Persian Rug


Giselle Cory



1

Mum was surprised when I said I would take it. I’d declined my grandmother’s chunky gold necklaces and put my mother-in-law’s hardwood bureau into storage. But the rug was different.

2

Our family has seen loses and gains within each generation. Impermanence runs through. They fled war - and yet the rug remains. I struggle to weave together a story that involves the immediacy of exile and the pragmatism of shipping and customs.

They say it takes four generations to heal one act of violence. I am the third.

3

The angular grey sofa covers one corner, the worn dog basket another. The rug is too big for the room - we don’t live like they lived, having lost a social class or two across borders - but its clay-reds and Azure-blues, its geometric flowers make me feel calm. They remind me other moments have been and other moments will come.

4

Weaving Persian rugs is a practice older than Christianity. It began as a way to offer insulation and protection to nomadic tribes.

5

I haven’t seen my grandmother since I was a toddler and she was about to die in her sleep. But I see her now, her thin body too small for the deep sofa.
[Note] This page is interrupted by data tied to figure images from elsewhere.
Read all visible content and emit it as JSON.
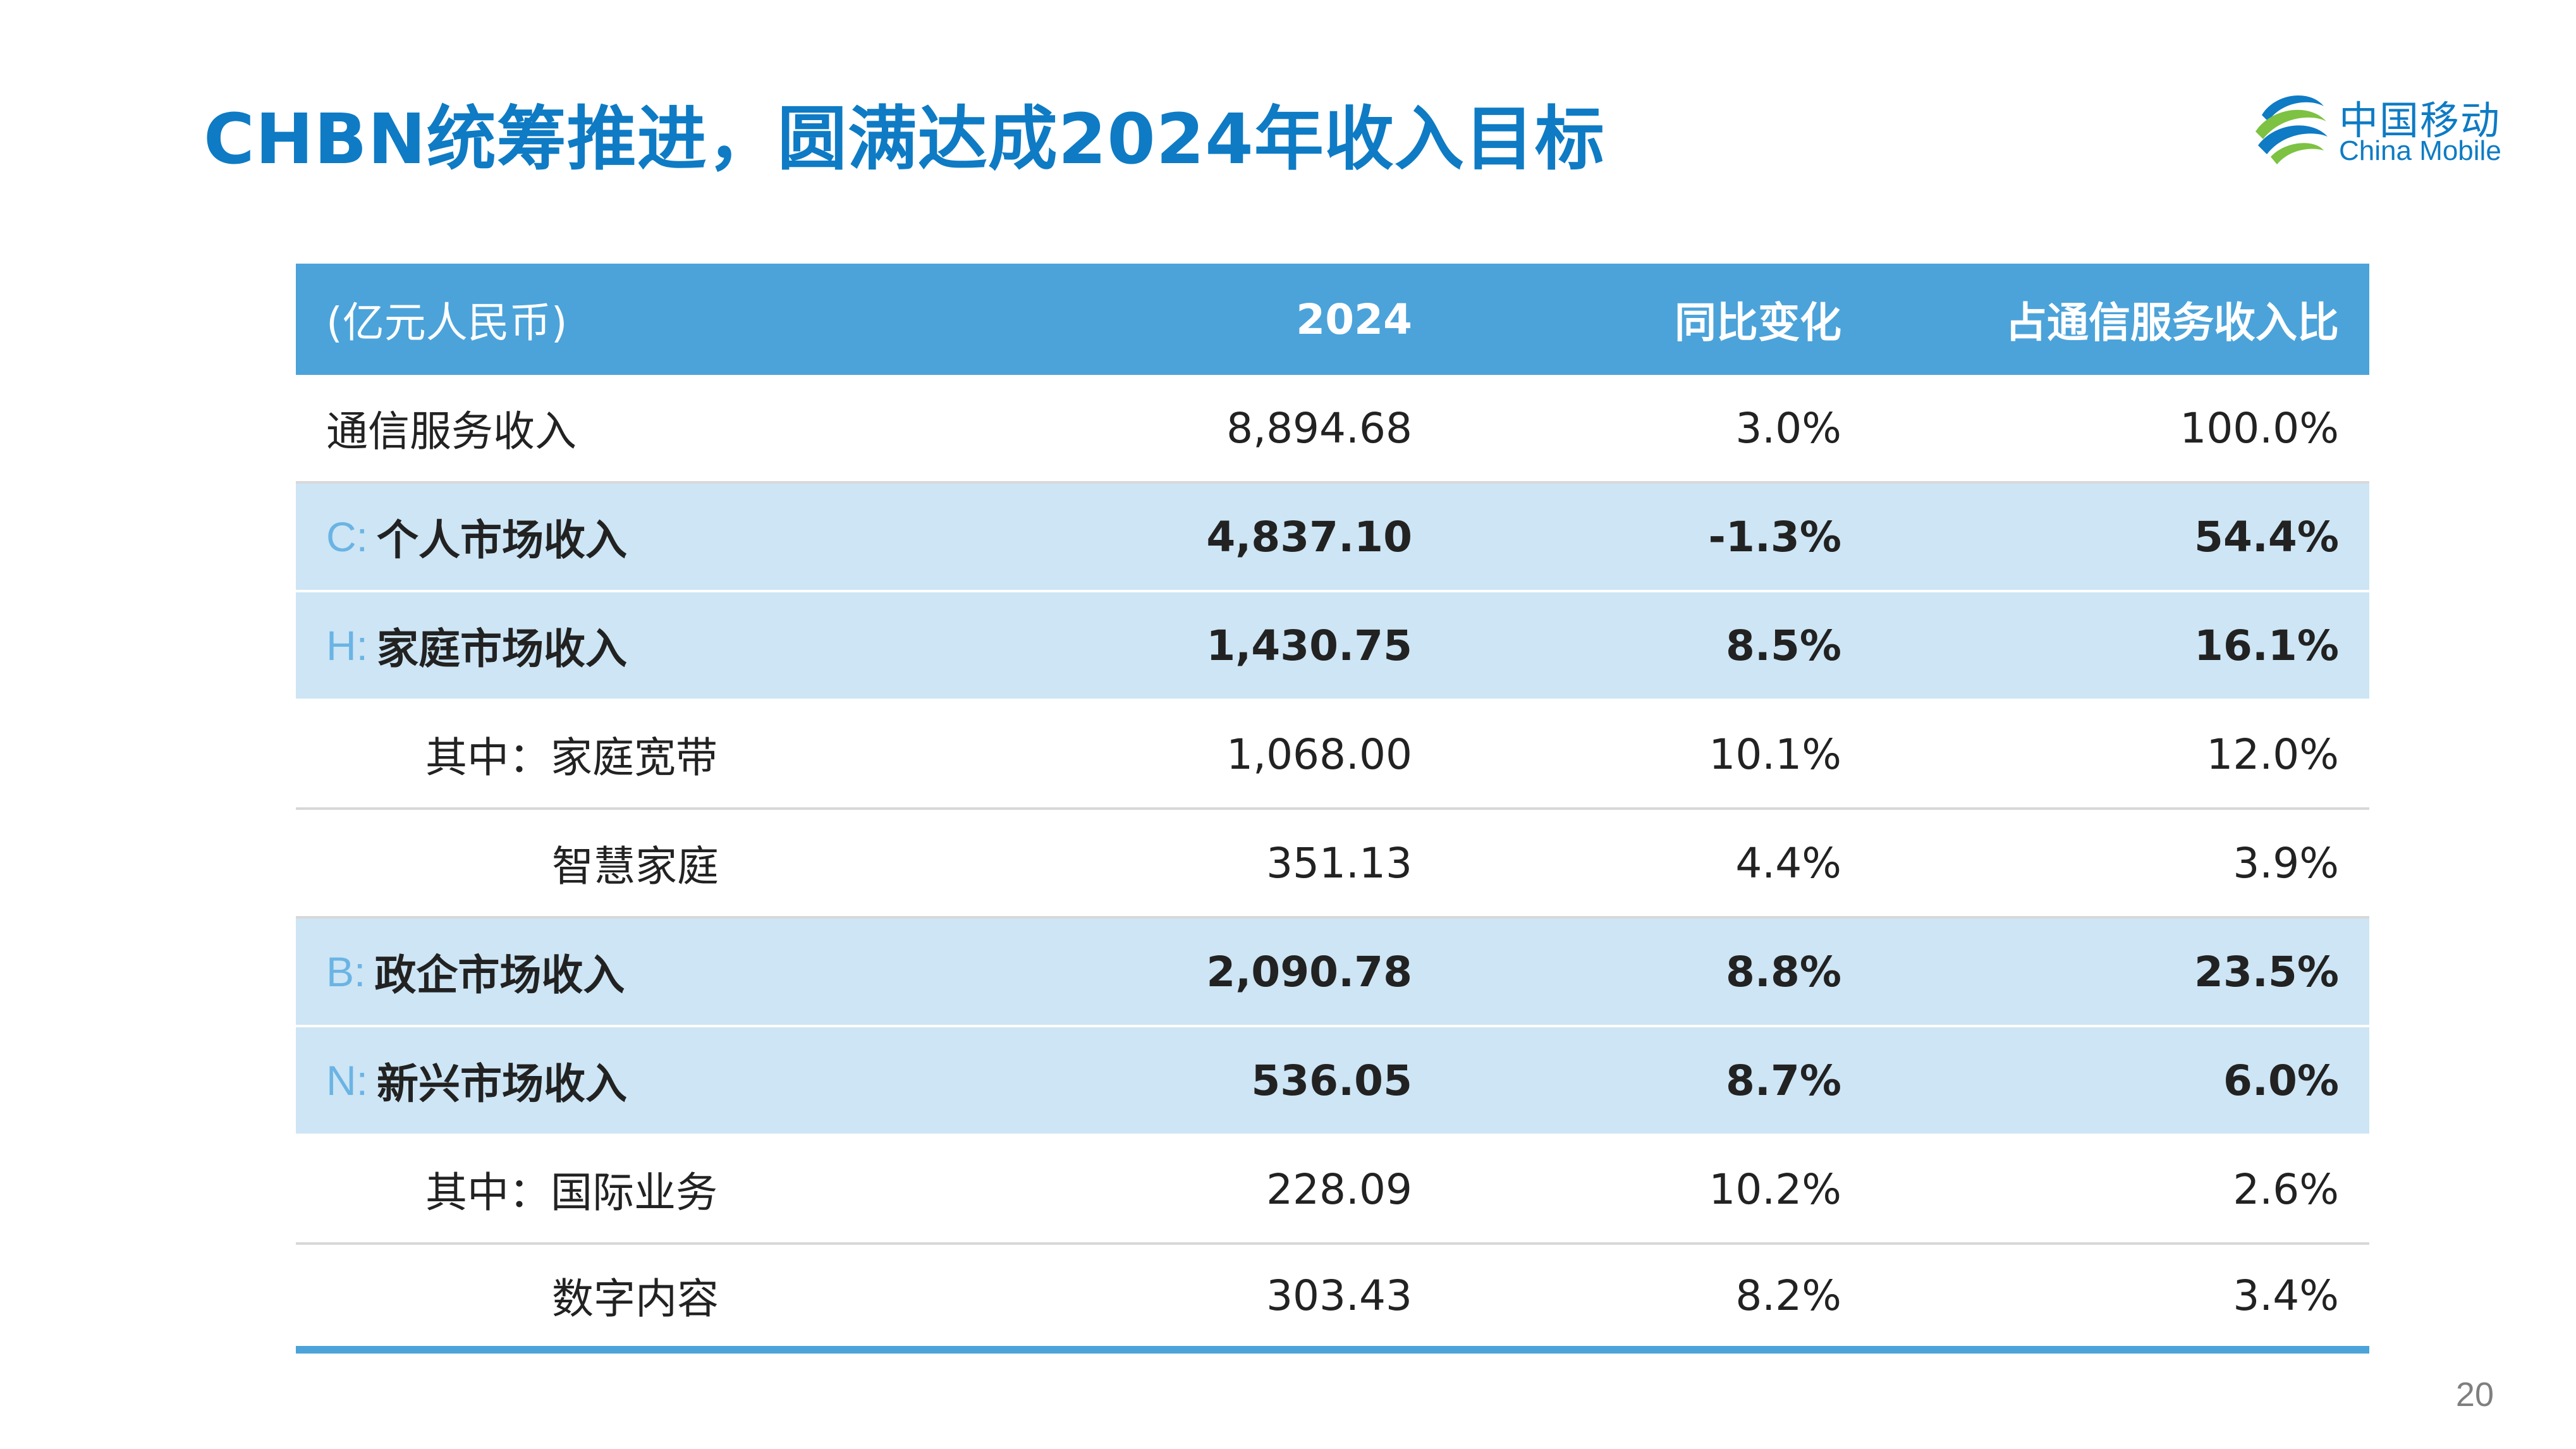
{
  "title": "CHBN统筹推进，圆满达成2024年收入目标",
  "logo": {
    "cn": "中国移动",
    "en": "China Mobile",
    "colors": {
      "blue": "#0E7BC4",
      "green": "#7DC242"
    }
  },
  "table": {
    "header": {
      "label": "(亿元人民币)",
      "c2024": "2024",
      "yoy": "同比变化",
      "share": "占通信服务收入比"
    },
    "rows": [
      {
        "prefix": "",
        "label": "通信服务收入",
        "v2024": "8,894.68",
        "yoy": "3.0%",
        "share": "100.0%"
      },
      {
        "prefix": "C:",
        "label": "个人市场收入",
        "v2024": "4,837.10",
        "yoy": "-1.3%",
        "share": "54.4%"
      },
      {
        "prefix": "H:",
        "label": "家庭市场收入",
        "v2024": "1,430.75",
        "yoy": "8.5%",
        "share": "16.1%"
      },
      {
        "prefix": "",
        "label": "其中：家庭宽带",
        "v2024": "1,068.00",
        "yoy": "10.1%",
        "share": "12.0%"
      },
      {
        "prefix": "",
        "label": "智慧家庭",
        "v2024": "351.13",
        "yoy": "4.4%",
        "share": "3.9%"
      },
      {
        "prefix": "B:",
        "label": "政企市场收入",
        "v2024": "2,090.78",
        "yoy": "8.8%",
        "share": "23.5%"
      },
      {
        "prefix": "N:",
        "label": "新兴市场收入",
        "v2024": "536.05",
        "yoy": "8.7%",
        "share": "6.0%"
      },
      {
        "prefix": "",
        "label": "其中：国际业务",
        "v2024": "228.09",
        "yoy": "10.2%",
        "share": "2.6%"
      },
      {
        "prefix": "",
        "label": "数字内容",
        "v2024": "303.43",
        "yoy": "8.2%",
        "share": "3.4%"
      }
    ]
  },
  "colors": {
    "header_bg": "#4BA3DA",
    "highlight_bg": "#CDE5F4",
    "title": "#0E7BC4",
    "prefix": "#6AB4E4"
  },
  "page_number": "20"
}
“Your grandfather brought it home one day.” She tilts her chin at the rug. “I wouldn’t have chosen it, too… ostentatious.” I have only ever seen one photo of her before she was an old woman, her thick brown hair in Victory Rolls. A skew smile suggests she knows things that you don’t know she knows.

“Do you like it though?”

“It’s fine. You’ve let it rip.” She nods at the tear we tried to hide under the sofa. “But you, my love - are you married?”
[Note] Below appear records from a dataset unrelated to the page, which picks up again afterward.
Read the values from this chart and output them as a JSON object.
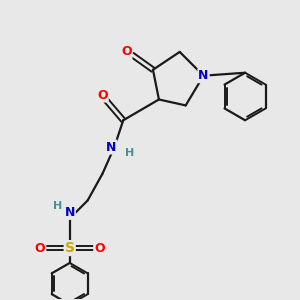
{
  "bg_color": "#e8e8e8",
  "bond_color": "#1a1a1a",
  "atom_colors": {
    "O": "#ff0000",
    "N": "#0000cc",
    "S": "#ccaa00",
    "H": "#4a9090",
    "C": "#1a1a1a"
  },
  "figsize": [
    3.0,
    3.0
  ],
  "dpi": 100
}
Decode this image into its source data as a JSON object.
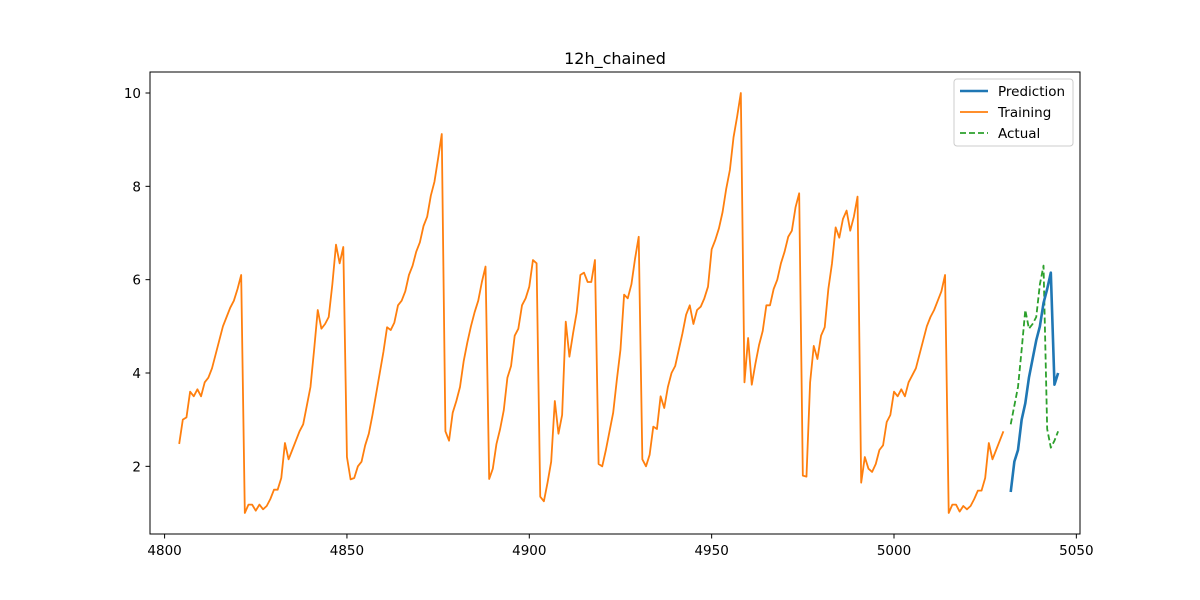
{
  "chart_data": {
    "type": "line",
    "title": "12h_chained",
    "xlabel": "",
    "ylabel": "",
    "xlim": [
      4796,
      5051
    ],
    "ylim": [
      0.55,
      10.45
    ],
    "xticks": [
      4800,
      4850,
      4900,
      4950,
      5000,
      5050
    ],
    "yticks": [
      2,
      4,
      6,
      8,
      10
    ],
    "grid": false,
    "legend_position": "top-right",
    "series": [
      {
        "name": "Prediction",
        "color": "#1f77b4",
        "style": "solid",
        "x": [
          5032,
          5033,
          5034,
          5035,
          5036,
          5037,
          5038,
          5039,
          5040,
          5041,
          5042,
          5043,
          5044,
          5045
        ],
        "y": [
          1.45,
          2.1,
          2.35,
          3.0,
          3.35,
          3.9,
          4.3,
          4.7,
          5.0,
          5.5,
          5.8,
          6.15,
          3.75,
          4.0
        ]
      },
      {
        "name": "Training",
        "color": "#ff7f0e",
        "style": "solid",
        "x": [
          4804,
          4805,
          4806,
          4807,
          4808,
          4809,
          4810,
          4811,
          4812,
          4813,
          4814,
          4815,
          4816,
          4817,
          4818,
          4819,
          4820,
          4821,
          4822,
          4823,
          4824,
          4825,
          4826,
          4827,
          4828,
          4829,
          4830,
          4831,
          4832,
          4833,
          4834,
          4835,
          4836,
          4837,
          4838,
          4839,
          4840,
          4841,
          4842,
          4843,
          4844,
          4845,
          4846,
          4847,
          4848,
          4849,
          4850,
          4851,
          4852,
          4853,
          4854,
          4855,
          4856,
          4857,
          4858,
          4859,
          4860,
          4861,
          4862,
          4863,
          4864,
          4865,
          4866,
          4867,
          4868,
          4869,
          4870,
          4871,
          4872,
          4873,
          4874,
          4875,
          4876,
          4877,
          4878,
          4879,
          4880,
          4881,
          4882,
          4883,
          4884,
          4885,
          4886,
          4887,
          4888,
          4889,
          4890,
          4891,
          4892,
          4893,
          4894,
          4895,
          4896,
          4897,
          4898,
          4899,
          4900,
          4901,
          4902,
          4903,
          4904,
          4905,
          4906,
          4907,
          4908,
          4909,
          4910,
          4911,
          4912,
          4913,
          4914,
          4915,
          4916,
          4917,
          4918,
          4919,
          4920,
          4921,
          4922,
          4923,
          4924,
          4925,
          4926,
          4927,
          4928,
          4929,
          4930,
          4931,
          4932,
          4933,
          4934,
          4935,
          4936,
          4937,
          4938,
          4939,
          4940,
          4941,
          4942,
          4943,
          4944,
          4945,
          4946,
          4947,
          4948,
          4949,
          4950,
          4951,
          4952,
          4953,
          4954,
          4955,
          4956,
          4957,
          4958,
          4959,
          4960,
          4961,
          4962,
          4963,
          4964,
          4965,
          4966,
          4967,
          4968,
          4969,
          4970,
          4971,
          4972,
          4973,
          4974,
          4975,
          4976,
          4977,
          4978,
          4979,
          4980,
          4981,
          4982,
          4983,
          4984,
          4985,
          4986,
          4987,
          4988,
          4989,
          4990,
          4991,
          4992,
          4993,
          4994,
          4995,
          4996,
          4997,
          4998,
          4999,
          5000,
          5001,
          5002,
          5003,
          5004,
          5005,
          5006,
          5007,
          5008,
          5009,
          5010,
          5011,
          5012,
          5013,
          5014,
          5015,
          5016,
          5017,
          5018,
          5019,
          5020,
          5021,
          5022,
          5023,
          5024,
          5025,
          5026,
          5027,
          5028,
          5029,
          5030
        ],
        "y": [
          2.48,
          3.0,
          3.05,
          3.6,
          3.5,
          3.65,
          3.5,
          3.8,
          3.9,
          4.1,
          4.4,
          4.7,
          5.0,
          5.2,
          5.4,
          5.55,
          5.8,
          6.1,
          1.0,
          1.18,
          1.18,
          1.05,
          1.18,
          1.08,
          1.15,
          1.3,
          1.5,
          1.5,
          1.75,
          2.5,
          2.15,
          2.35,
          2.55,
          2.75,
          2.9,
          3.3,
          3.7,
          4.5,
          5.35,
          4.95,
          5.05,
          5.2,
          5.9,
          6.75,
          6.35,
          6.7,
          2.2,
          1.72,
          1.75,
          2.0,
          2.1,
          2.45,
          2.7,
          3.1,
          3.55,
          4.0,
          4.45,
          4.98,
          4.92,
          5.08,
          5.45,
          5.55,
          5.75,
          6.1,
          6.3,
          6.6,
          6.8,
          7.15,
          7.35,
          7.8,
          8.1,
          8.6,
          9.12,
          2.75,
          2.55,
          3.15,
          3.4,
          3.7,
          4.25,
          4.65,
          5.0,
          5.3,
          5.55,
          5.95,
          6.28,
          1.73,
          1.95,
          2.48,
          2.8,
          3.2,
          3.9,
          4.15,
          4.8,
          4.95,
          5.45,
          5.6,
          5.85,
          6.42,
          6.35,
          1.35,
          1.25,
          1.65,
          2.1,
          3.4,
          2.7,
          3.1,
          5.1,
          4.35,
          4.85,
          5.3,
          6.1,
          6.15,
          5.95,
          5.95,
          6.42,
          2.05,
          2.0,
          2.35,
          2.75,
          3.15,
          3.85,
          4.5,
          5.68,
          5.6,
          5.9,
          6.45,
          6.92,
          2.15,
          2.0,
          2.25,
          2.85,
          2.8,
          3.5,
          3.25,
          3.7,
          4.0,
          4.15,
          4.5,
          4.85,
          5.25,
          5.45,
          5.05,
          5.35,
          5.42,
          5.6,
          5.85,
          6.65,
          6.85,
          7.1,
          7.45,
          7.95,
          8.35,
          9.05,
          9.5,
          10.0,
          3.8,
          4.75,
          3.75,
          4.2,
          4.6,
          4.9,
          5.45,
          5.45,
          5.8,
          6.0,
          6.35,
          6.6,
          6.92,
          7.05,
          7.55,
          7.85,
          1.8,
          1.78,
          3.8,
          4.58,
          4.3,
          4.8,
          4.98,
          5.8,
          6.35,
          7.12,
          6.9,
          7.3,
          7.48,
          7.05,
          7.35,
          7.78,
          1.65,
          2.2,
          1.95,
          1.88,
          2.05,
          2.35,
          2.45,
          2.95,
          3.1,
          3.6,
          3.5,
          3.65,
          3.5,
          3.8,
          3.95,
          4.1,
          4.4,
          4.7,
          5.0,
          5.2,
          5.35,
          5.55,
          5.75,
          6.1,
          1.0,
          1.18,
          1.18,
          1.03,
          1.15,
          1.08,
          1.15,
          1.3,
          1.48,
          1.48,
          1.75,
          2.5,
          2.15,
          2.35,
          2.55,
          2.75
        ]
      },
      {
        "name": "Actual",
        "color": "#2ca02c",
        "style": "dashed",
        "x": [
          5032,
          5033,
          5034,
          5035,
          5036,
          5037,
          5038,
          5039,
          5040,
          5041,
          5042,
          5043,
          5044,
          5045
        ],
        "y": [
          2.9,
          3.3,
          3.7,
          4.5,
          5.35,
          4.95,
          5.05,
          5.2,
          5.9,
          6.3,
          2.8,
          2.4,
          2.55,
          2.75
        ]
      }
    ]
  }
}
The robotic hoover whirs and moves off it’s base. My grandmother disappears.

6

In Feng Shui, rugs ground a space. The blue tones relate to water and money, the red to fire and passion, the browns, safety. I grip the rug under my toes.

7

I don’t live like they did. I don’t speak the language, or cook the signature dishes. I don’t go to church. Each individual change was on purpose, yet the combined loss was by accident. The rug offers me a route in or back, whilst not demanding we stay the same. It is the literal foundation onto which we layer our life.

8

Aladdin on his carpet, his getaway vehicle of choice. Am I a caricature? This is why identity is impossible: every thread is made into something else.

9

I visit a friend in Rabat. On the last day of the trip, we visit the man who runs the carpet shop in the market. He pulls rugs from stacks taller than himself. I want to invest in something timeless but I don’t have the money. I choose what I can afford: two small, plain rugs, one orange, one yellow. But they feel good against my fingertips, something born out of my own choosing.